Разговаривали мы до самого утра, когда с рассветом стало исчезать гудение «бор-машины». Зубная боль, должно быть, у невидимого пациента прошла, началась головная. Потому что чувствовалось какое-то сильное давление в атмосфере, на Москву будто бы опустился стеклянный колпак, прекратив доступ воздуха. Я открыл окно, но дышать было все равно трудно. Сизое марево висело повсюду, а сквозь него еле пробивались полоски света, словно первые проросшие ростки. А беседа наша шла не только о Никоне, его реформах и расколе.

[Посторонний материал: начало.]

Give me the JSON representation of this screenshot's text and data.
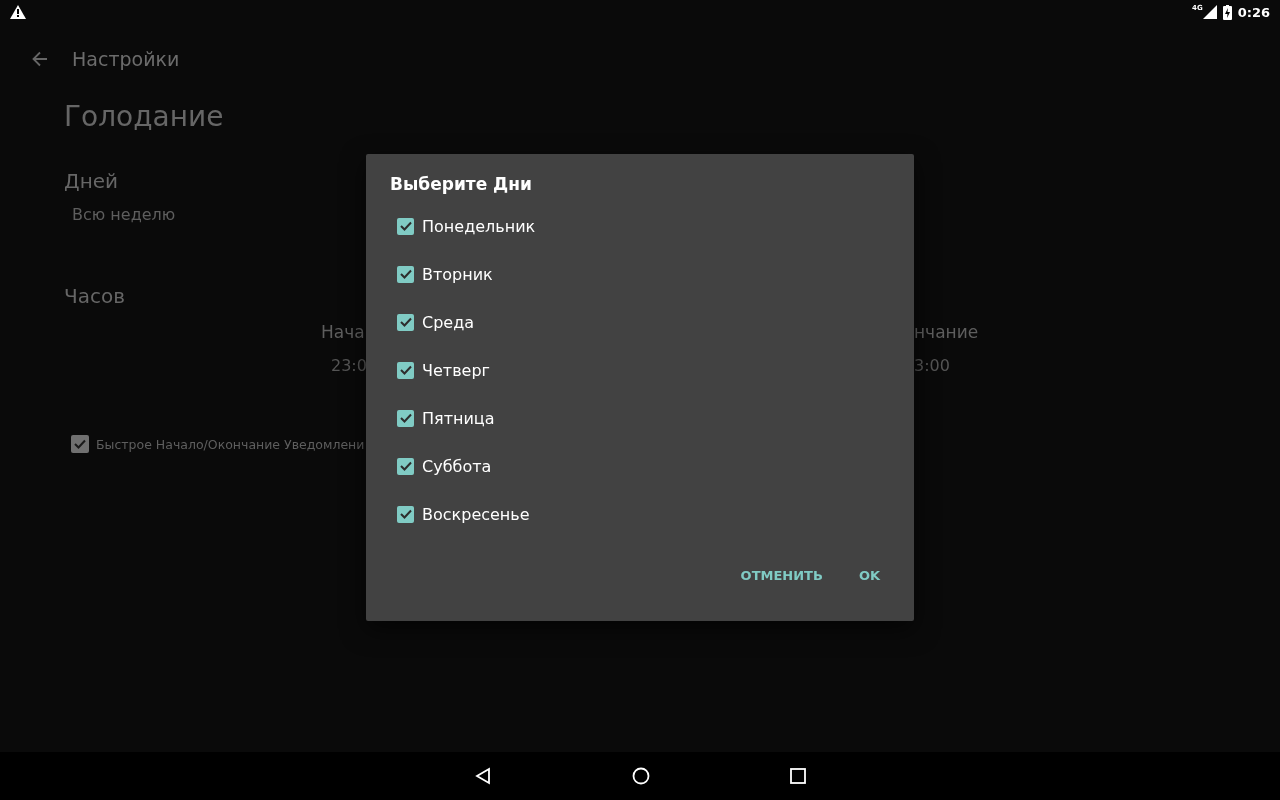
{
  "status_bar": {
    "network": "4G",
    "time": "0:26"
  },
  "toolbar": {
    "title": "Настройки"
  },
  "screen_title": "Голодание",
  "days": {
    "label": "Дней",
    "value": "Всю неделю"
  },
  "hours": {
    "label": "Часов",
    "start_label": "Нача",
    "start_value": "23:0",
    "end_label": "нчание",
    "end_value": "3:00"
  },
  "quick_notification": {
    "label": "Быстрое Начало/Окончание Уведомлени",
    "checked": true
  },
  "dialog": {
    "title": "Выберите Дни",
    "items": [
      {
        "label": "Понедельник",
        "checked": true
      },
      {
        "label": "Вторник",
        "checked": true
      },
      {
        "label": "Среда",
        "checked": true
      },
      {
        "label": "Четверг",
        "checked": true
      },
      {
        "label": "Пятница",
        "checked": true
      },
      {
        "label": "Суббота",
        "checked": true
      },
      {
        "label": "Воскресенье",
        "checked": true
      }
    ],
    "buttons": [
      "ОТМЕНИТЬ",
      "OK"
    ]
  }
}
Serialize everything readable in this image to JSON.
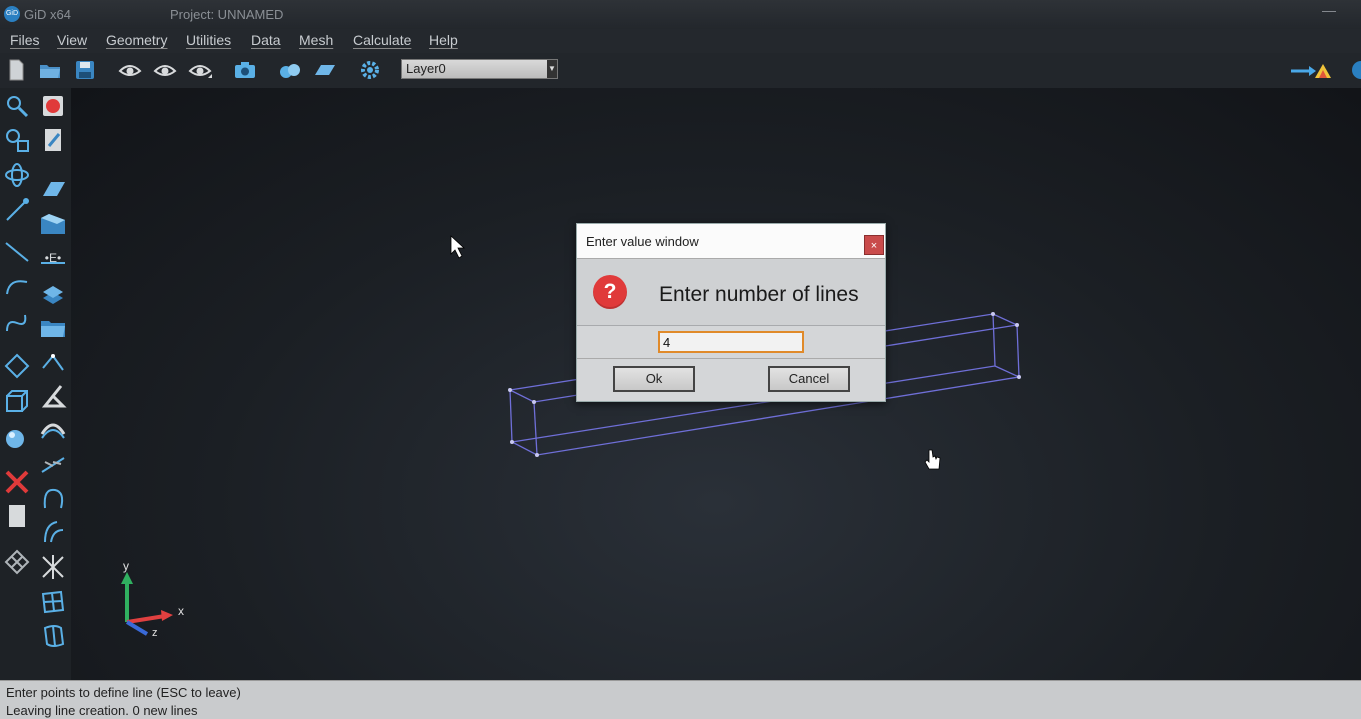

Тут мы сошлись во мнении, что исправление богослужебных книг было необходимо. Слишком много ошибок и бессмыслиц допустили прежние переписчики. Они исправили те древние формы православия, которые ранее были заимствованы Русью у тех же греков и не нуждались в правке: двоеперстие, направление крестных ходов посолонь и так далее. Никон взялся за дело со свойственной ему недюженной силой и рвением. Но натолкнулся на противников любой правки, которые питались недоверием к Флорентийской унии, считали, что нечто подобное готовится и в Москве. Однако патриарх смотрел куда дальше старообрядцев. Он видел упорядочение богослужения всего православного мира, не только одной Руси. Ведь разночтения в книгах вызывали уже волнения и на самом Афоне, этом горном и горнем оплоте Христовой веры. Словом, времена были почти апостасийные, как нынешние.